The poetry of architecture
Saturday evening after a hard day of spring cleaning, we took a stroll from our place at 4th Street and Broadway to the Hudson River, but this time, instead of turning southwest on Christopher Street for a short walk past theaters, bars and headshops, we continued on 4th Street where it jogs sharply northwest for a much longer walk past other micro ecologies. Busy little restaurants spilling onto the sidewalk, complicated nineteen-teens cornices on the four- and five-storey apartment buildings, little trees along the kerb. And, because it was our less accustomed route, it all seemed fresh. At the corner where 4th Street crosses 12th Street and Eighth Avenue -- the grid of Greenwich Village is skewed and overlaid against the grid of the rest of Manhattan -- I had to stop and marvel at the many textures of brick, idiosyncratic roof lines, varieties of shops and signage, and colors or the buildings and their roofs against the layers of pink and purple of the western sky. One step in any direction would thrust me into a different narrative of the multistoried city.

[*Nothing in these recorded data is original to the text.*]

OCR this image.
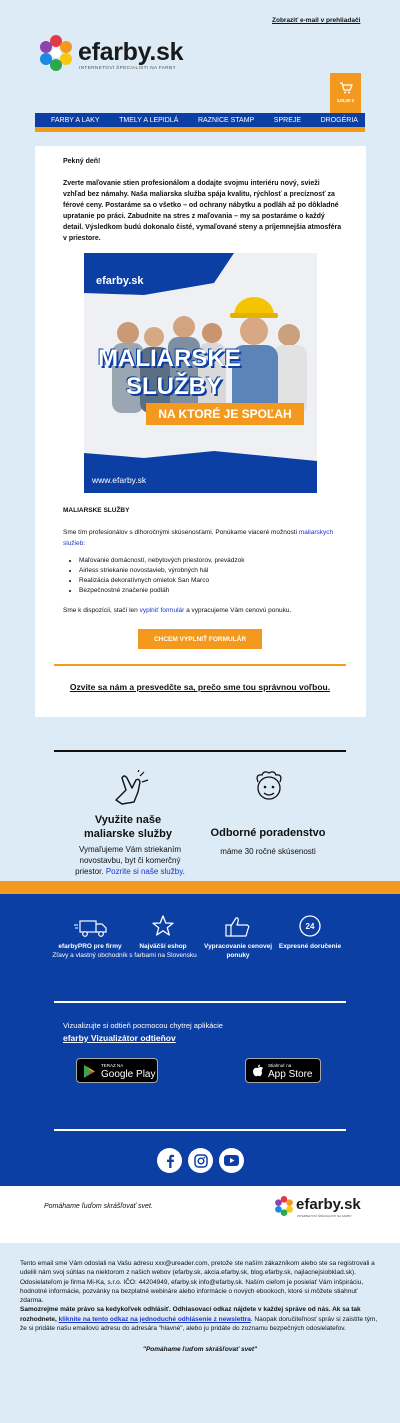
Zobraziť e-mail v prehliadači
efarby.sk
INTERNETOVÍ ŠPECIALISTI NA FARBY
120,00 €
FARBY A LAKY	TMELY A LEPIDLÁ	RAZNICE STAMP	SPREJE	DROGÉRIA
Pekný deň!
Zverte maľovanie stien profesionálom a dodajte svojmu interiéru nový, svieži vzhľad bez námahy. Naša maliarska služba spája kvalitu, rýchlosť a precíznosť za férové ceny. Postaráme sa o všetko – od ochrany nábytku a podláh až po dôkladné upratanie po práci. Zabudnite na stres z maľovania – my sa postaráme o každý detail. Výsledkom budú dokonalo čisté, vymaľované steny a príjemnejšia atmosféra v priestore.
efarby.sk
MALIARSKE
SLUŽBY
NA KTORÉ JE SPOĽAH
www.efarby.sk
MALIARSKE SLUŽBY
Sme tím profesionálov s dlhoročnými skúsenosťami. Ponúkame viaceré možnosti maliarskych služieb:
• Maľovanie domácností, nebytových priestorov, prevádzok
• Airless striekanie novostavieb, výrobných hál
• Realizácia dekoratívnych omietok San Marco
• Bezpečnostné značenie podláh
Sme k dispozícii, stačí len vyplniť formulár a vypracujeme Vám cenovú ponuku.
CHCEM VYPLNIŤ FORMULÁR
Ozvite sa nám a presvedčte sa, prečo sme tou správnou voľbou.
Využite naše maliarske služby
Vymaľujeme Vám striekaním novostavbu, byt či komerčný priestor. Pozrite si naše služby.
Odborné poradenstvo
máme 30 ročné skúsenosti
efarbyPRO pre firmy
Zľavy a vlastný obchodník
Najväčší eshop
s farbami na Slovensku
Vypracovanie cenovej ponuky
24
Expresné doručenie
Vizualizujte si odtieň pocmocou chytrej aplikácie
efarby Vizualizátor odtieňov
TERAZ NA
Google Play
Stiahnuť na
App Store
Pomáhame ľuďom skrášľovať svet.	efarby.sk
INTERNETOVÍ ŠPECIALISTI NA FARBY
Tento email sme Vám odoslali na Vašu adresu xxx@ureader.com, pretože ste naším zákazníkom alebo ste sa registrovali a udelili nám svoj súhlas na niektorom z našich webov (efarby.sk, akcia.efarby.sk, blog.efarby.sk, najlacnejsiobklad.sk). Odosielateľom je firma Mi-Ka, s.r.o. IČO: 44204949, efarby.sk info@efarby.sk. Naším cieľom je posielať Vám inšpiráciu, hodnotné informácie, pozvánky na bezplatné webináre alebo informácie o nových ebookoch, ktoré si môžete stiahnuť zdarma.
Samozrejme máte právo sa kedykoľvek odhlásiť. Odhlasovací odkaz nájdete v každej správe od nás. Ak sa tak rozhodnete, kliknite na tento odkaz na jednoduché odhlásenie z newslettra. Naopak doručiteľnosť správ si zaistíte tým, že si pridáte našu emailovú adresu do adresára "hlavné", alebo ju pridáte do zoznamu bezpečných odosielateľov.
"Pomáhame ľuďom skrášľovať svet"
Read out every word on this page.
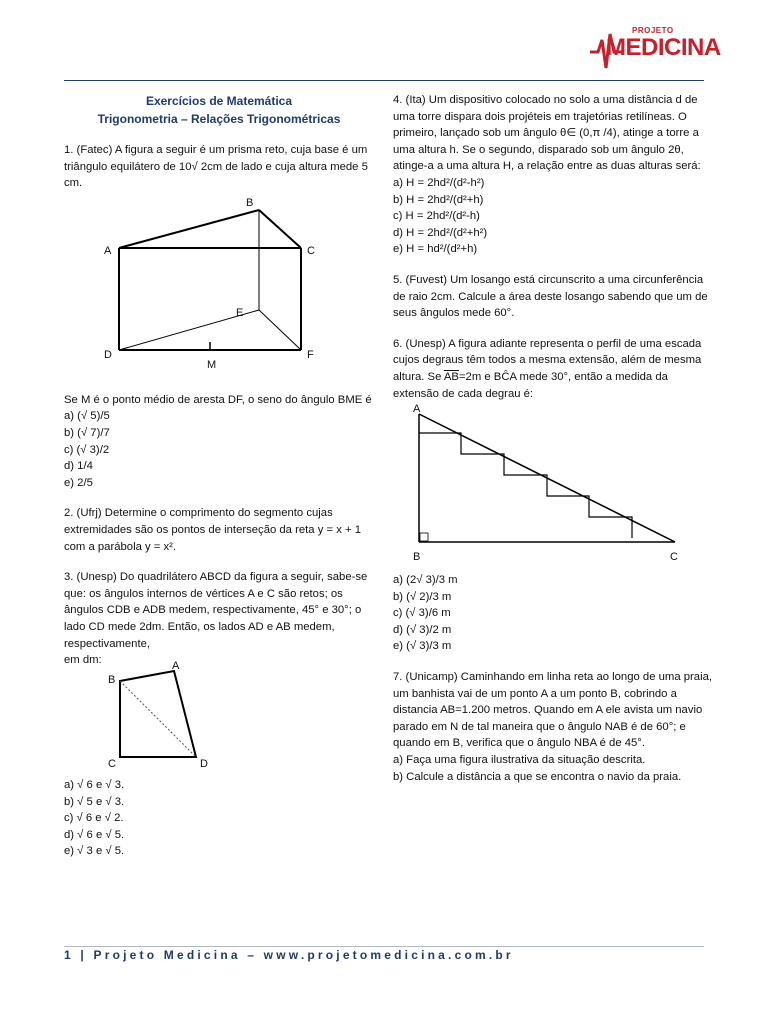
PROJETO
MEDICINA

Exercícios de Matemática

Trigonometria – Relações Trigonométricas

1. (Fatec) A figura a seguir é um prisma reto, cuja base é um triângulo equilátero de 10√ 2cm de lado e cuja altura mede 5 cm.

A
B
C
D
E
F
M

Se M é o ponto médio de aresta DF, o seno do ângulo BME é

a) (√ 5)/5

b) (√ 7)/7

c) (√ 3)/2

d) 1/4

e) 2/5

2. (Ufrj) Determine o comprimento do segmento cujas extremidades são os pontos de interseção da reta y = x + 1 com a parábola y = x².

3. (Unesp) Do quadrilátero ABCD da figura a seguir, sabe-se que: os ângulos internos de vértices A e C são retos; os ângulos CDB e ADB medem, respectivamente, 45° e 30°; o lado CD mede 2dm. Então, os lados AD e AB medem, respectivamente,

em dm:	A
B
C	D

a) √ 6 e √ 3.

b) √ 5 e √ 3.

c) √ 6 e √ 2.

d) √ 6 e √ 5.

e) √ 3 e √ 5.

4. (Ita) Um dispositivo colocado no solo a uma distância d de uma torre dispara dois projéteis em trajetórias retilíneas. O primeiro, lançado sob um ângulo θ∈ (0,π /4), atinge a torre a uma altura h. Se o segundo, disparado sob um ângulo 2θ, atinge-a a uma altura H, a relação entre as duas alturas será:

a) H = 2hd²/(d²-h²)

b) H = 2hd²/(d²+h)

c) H = 2hd²/(d²-h)

d) H = 2hd²/(d²+h²)

e) H = hd²/(d²+h)

5. (Fuvest) Um losango está circunscrito a uma circunferência de raio 2cm. Calcule a área deste losango sabendo que um de seus ângulos mede 60°.

6. (Unesp) A figura adiante representa o perfil de uma escada cujos degraus têm todos a mesma extensão, além de mesma altura. Se $\overline{AB}=2m$ e BĈA mede 30°, então a medida da extensão de cada degrau é:

A
B	C

a) (2√ 3)/3 m

b) (√ 2)/3 m

c) (√ 3)/6 m

d) (√ 3)/2 m

e) (√ 3)/3 m

7. (Unicamp) Caminhando em linha reta ao longo de uma praia, um banhista vai de um ponto A a um ponto B, cobrindo a distancia AB=1.200 metros. Quando em A ele avista um navio parado em N de tal maneira que o ângulo NAB é de 60°; e quando em B, verifica que o ângulo NBA é de 45°.

a) Faça uma figura ilustrativa da situação descrita.

b) Calcule a distância a que se encontra o navio da praia.

1 | Projeto Medicina – www.projetomedicina.com.br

This morning then I was glad to have the leisure of this holiday to read Ciudades habladas, poems celebrating cities, especially the city of Buenos Aires, by Jorge Ramos -- that is, Jorge Ramos the Argentinean architect, not the Mexican anchor on Univisión or any of the other Jorge Ramoses you and I might know. More on these tomorrow. I want to quote some of the verses to you. They are as delightful as a walk through any grand city at dusk. And you know, poetry and architecture have this in common: they are both kinds of built environment.